Logarithmic Functions
Logarithmic functions, such as \( \ln(2x^5) \) in this problem, represent the inverse operations of exponential functions. They can be tricky due to their properties and the presence of the natural logarithm \( \ln \).
- Logarithms have a base \( e \), where \( e \approx 2.71828 \), and are commonly used in continuous growth or decay problems.
- One important property of logarithms used here is the chain rule for differentiation, which allows us to find \( du \) when we differentiate \( u = \ln(2x^5) \).
Calculus Problem Solving
Problem-solving in calculus requires a strategic approach.
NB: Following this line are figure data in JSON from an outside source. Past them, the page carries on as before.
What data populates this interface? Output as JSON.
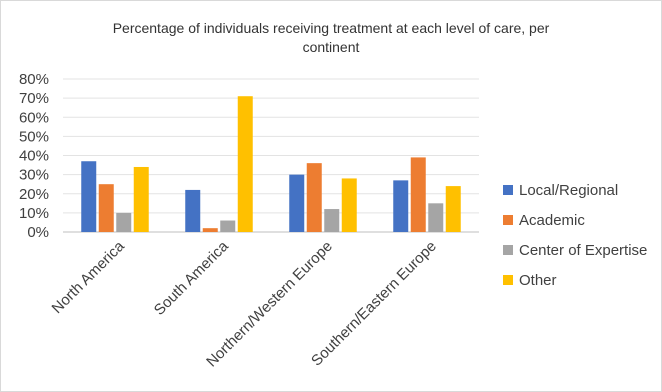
{
  "chart_data": {
    "type": "bar",
    "title": "Percentage of individuals receiving treatment at each level of care, per continent",
    "categories": [
      "North America",
      "South America",
      "Northern/Western Europe",
      "Southern/Eastern Europe"
    ],
    "series": [
      {
        "name": "Local/Regional",
        "color": "#4472c4",
        "values": [
          37,
          22,
          30,
          27
        ]
      },
      {
        "name": "Academic",
        "color": "#ed7d31",
        "values": [
          25,
          2,
          36,
          39
        ]
      },
      {
        "name": "Center of Expertise",
        "color": "#a5a5a5",
        "values": [
          10,
          6,
          12,
          15
        ]
      },
      {
        "name": "Other",
        "color": "#ffc000",
        "values": [
          34,
          71,
          28,
          24
        ]
      }
    ],
    "ylim": [
      0,
      80
    ],
    "yticks": [
      "0%",
      "10%",
      "20%",
      "30%",
      "40%",
      "50%",
      "60%",
      "70%",
      "80%"
    ],
    "y_unit": "%",
    "grid": true,
    "legend_position": "right"
  }
}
Here, breaking down complex integrals by using integration techniques exemplifies such strategies.
- Start with assessing the integral's components to identify \( u \) and \( dv \), which is crucial in integration by parts.
- Thoroughly check each differential and integral step ensures a correct application of the integration by parts formula.
Integration Techniques
Integration by parts is a powerful technique to integrate products of functions. It follows the formula: \( \int u \, dv = uv - \int v \, du \).
- Choosing appropriate \( u \) and \( dv \) simplifies the process by manipulating the complexity of the integral.
- In this problem, \( u = \ln(2x^5) \) and \( dv = x^{-2} \, dx \) were chosen.
- This choice helps in finding \( v \) and \( du \), making the integral more straightforward to solve.